Cette question a contribué au maintien des deux affaires séparées. La magistrate chargée de la mise en état relève que le second recours soulève des questions juridiques propres, notamment l’incident annoncé par le Cameroun sur sa qualité de tiers. Elle constate également que les sociétés Razel ne sont pas parties au second recours et qu’elles ne consentent pas à la jonction. La demande de Magil a donc été rejetée.

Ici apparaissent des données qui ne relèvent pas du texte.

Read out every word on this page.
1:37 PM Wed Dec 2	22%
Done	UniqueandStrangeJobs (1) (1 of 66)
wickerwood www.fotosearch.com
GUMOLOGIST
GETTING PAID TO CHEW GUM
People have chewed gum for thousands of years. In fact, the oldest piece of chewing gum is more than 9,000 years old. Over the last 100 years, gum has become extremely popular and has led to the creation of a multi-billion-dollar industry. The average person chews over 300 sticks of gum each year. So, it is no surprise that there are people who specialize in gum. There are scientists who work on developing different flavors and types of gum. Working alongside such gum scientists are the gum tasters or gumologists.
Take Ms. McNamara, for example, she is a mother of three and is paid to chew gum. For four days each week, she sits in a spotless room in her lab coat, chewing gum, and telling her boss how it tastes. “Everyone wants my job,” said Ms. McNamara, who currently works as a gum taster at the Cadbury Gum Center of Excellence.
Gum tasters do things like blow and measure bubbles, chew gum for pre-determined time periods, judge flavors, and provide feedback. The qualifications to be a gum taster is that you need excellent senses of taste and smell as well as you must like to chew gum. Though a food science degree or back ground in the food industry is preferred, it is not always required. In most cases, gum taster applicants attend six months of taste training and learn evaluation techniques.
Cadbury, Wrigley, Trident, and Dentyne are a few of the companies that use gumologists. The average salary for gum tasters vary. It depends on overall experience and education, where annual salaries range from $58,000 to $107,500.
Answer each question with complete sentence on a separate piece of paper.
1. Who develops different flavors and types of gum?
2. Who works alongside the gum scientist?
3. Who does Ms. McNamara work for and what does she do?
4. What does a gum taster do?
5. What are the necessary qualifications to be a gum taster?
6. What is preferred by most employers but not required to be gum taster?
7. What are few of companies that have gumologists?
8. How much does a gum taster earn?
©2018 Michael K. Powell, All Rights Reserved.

L’exécution de la sentence suspendue au Québec
Le contentieux se déroule parallèlement au Canada. Razel-BEC et Razel Cameroun ont saisi la Cour supérieure du Québec le 16 septembre 2025 pour obtenir la reconnaissance et l’exécution de la sentence arbitrale, qui condamne Magil à leur verser environ 35 millions de dollars canadiens.
Le 7 avril 2026, la juridiction québécoise a suspendu cette procédure à la demande de Magil jusqu’au jugement final de la Cour d’appel de Paris, ou d’une juridiction supérieure compétente, sur la demande d’annulation. Elle a en contrepartie ordonné à Magil de constituer un cautionnement de 3,5 millions de dollars canadiens et de le maintenir pendant la durée du sursis.
L’ordonnance parisienne du 18 juin ne statue ni sur la validité de la sentence ni sur les arguments de fond de Magil. Elle tranche uniquement la demande de jonction. La sentence du 18 août 2025 fait donc toujours l’objet de deux procédures distinctes à Paris : l’une entre Magil et les sociétés Razel, l’autre dirigée contre la République du Cameroun, qui revendique sa qualité de tiers.